Only effective when using Megatron-LM.
Defaults to
False. Automatically overridden toTruewhennccl_ubis enabled.
6. Add --use-nccl-ub#
Allocates and registers NCCL user buffers for param and grad buffers. This option enables an SM-efficient NCCL algorithm that could improve the performance of overlapped computations. This flag will be much more effective when used together with SHARP if the FSDP communication includes both NVL and IB domains. Enabling this option will cause additional memory overhead due to the requirement to enable the fsdp_double_buffer option.

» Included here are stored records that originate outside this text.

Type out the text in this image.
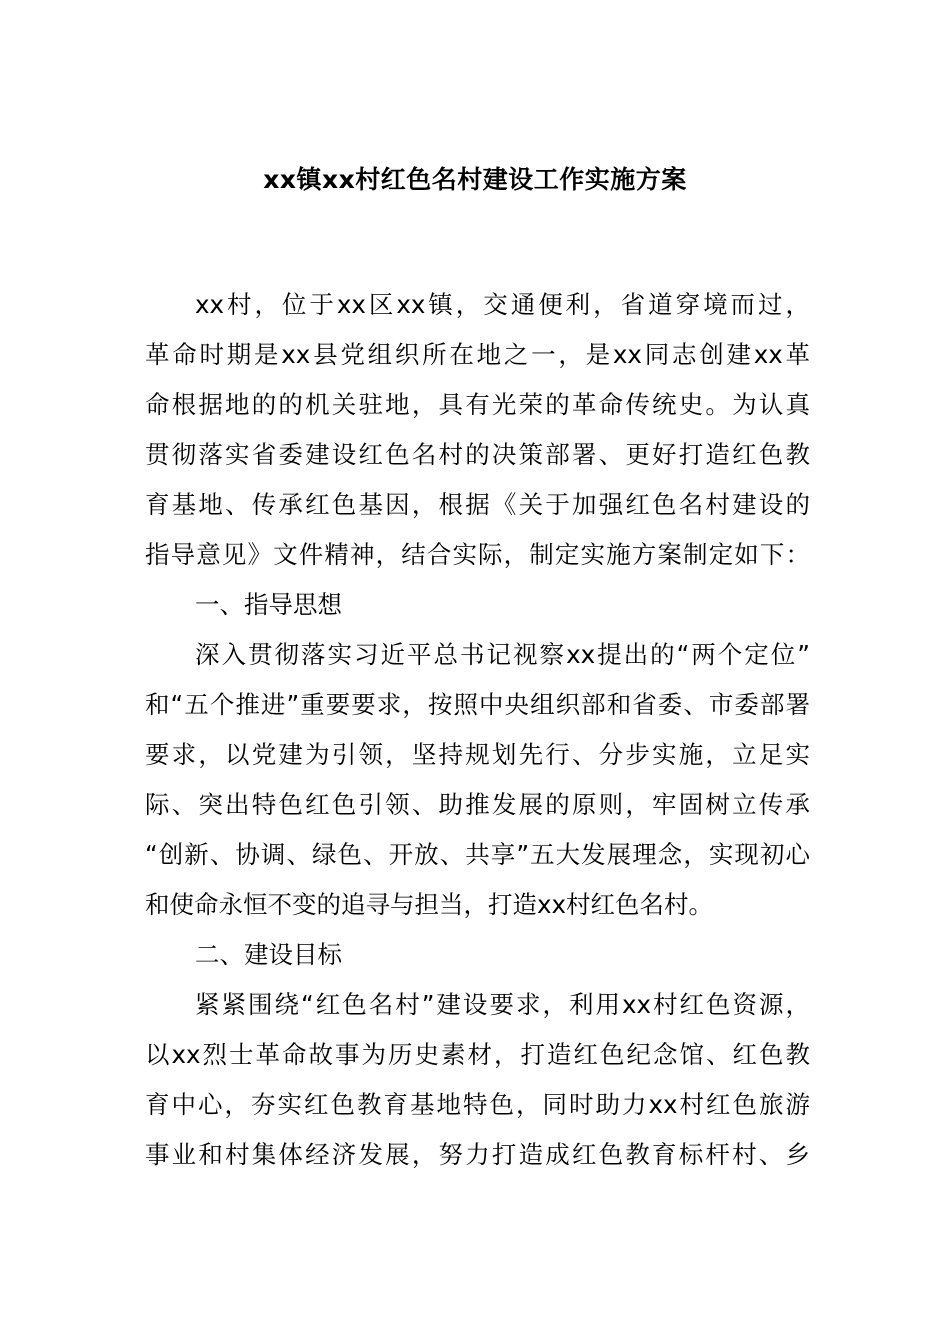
xx镇xx村红色名村建设工作实施方案
xx村，位于xx区xx镇，交通便利，省道穿境而过，
革命时期是xx县党组织所在地之一，是xx同志创建xx革
命根据地的的机关驻地，具有光荣的革命传统史。为认真
贯彻落实省委建设红色名村的决策部署、更好打造红色教
育基地、传承红色基因，根据《关于加强红色名村建设的
指导意见》文件精神，结合实际，制定实施方案制定如下：
一、指导思想
深入贯彻落实习近平总书记视察xx提出的“两个定位”
和“五个推进”重要要求，按照中央组织部和省委、市委部署
要求，以党建为引领，坚持规划先行、分步实施，立足实
际、突出特色红色引领、助推发展的原则，牢固树立传承
“创新、协调、绿色、开放、共享”五大发展理念，实现初心
和使命永恒不变的追寻与担当，打造xx村红色名村。
二、建设目标
紧紧围绕“红色名村”建设要求，利用xx村红色资源，
以xx烈士革命故事为历史素材，打造红色纪念馆、红色教
育中心，夯实红色教育基地特色，同时助力xx村红色旅游
事业和村集体经济发展，努力打造成红色教育标杆村、乡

Only effective when using Megatron-LM.
Defaults to
False.By default we try to use NCCL window (symmetric) registration if it is available. If not it falls back to conventional local registration.
Incompatible with PyTorch’s segmentable allocator: Do not set
PYTORCH_CUDA_ALLOC_CONF=expandable_segments:Truewhen using--use-nccl-ub, as this will cause a runtime error due to compatibility issues with thetorch.cuda.MemPoolAPI.
Checkpoint Conversion from 3D-Parallel to Megatron-FSDP#
Megatron-FSDP introduces fsdp_dtensor, a DTensor-based distributed checkpoint format that serves as its standard. To help you smoothly transition from 3D-Parallel to Megatron-FSDP, we provide a script for converting checkpoints from the torch_dist format to the fsdp_dtensor format. Using DeepSeek-V3 as an example, the detailed conversion process is described below.
Step 1: Generate 3D-Parallel Checkpoint with param_to_param_group_map#
Run your 3D-parallel + EP training script to generate a torch_dist checkpoint along with a directory containing param_to_param_group_map files. Add the following flag to your training script:
--dump-param-to-param-group-map /path/to/param_to_param_group_map
If you already have a torch_dist checkpoint, simply specify the --dump-param-to-param-group-map /path/to/param_to_param_group_map flag and run a very short experiment-this will create the param_to_param_group_map you need without full pretraining.
Step 2: Export param_to_param_group_map to a JSON File#
Convert the param_to_param_group_map into a JSON file for easier processing by running:
python tools/checkpoint/checkpoint_inspector.py print-torch-dcp-in-json /path/to/param_to_param_group_map
This will create a param_to_param_group_map.json file in the /path/to/param_to_param_group_map directory.
Step 3: Convert Checkpoint from torch_dist to fsdp_dtensor#
Convert your torch_dist checkpoint to the fsdp_dtensor format using the parameter to param_to_param_group_map JSON file:
torchrun --nproc_per_node=8 --nnodes=1 \
tools/checkpoint/checkpoint_inspector.py \
convert-torch-dist-to-fsdp-dtensor --swiglu \
/path/to/input_torch_dist_checkpoint \
/path/to/output_fsdp_dtensor_checkpoint \
--param-to-param-group-map-json /path/to/param_to_param_group_map.json
Note: For multi-node conversion tasks, please refer to the example script: sbatch_checkpoint_convert.sh.
Step 4: Launch Megatron-FSDP Training#
Start your Megatron-FSDP training job using the converted fsdp_dtensor checkpoint.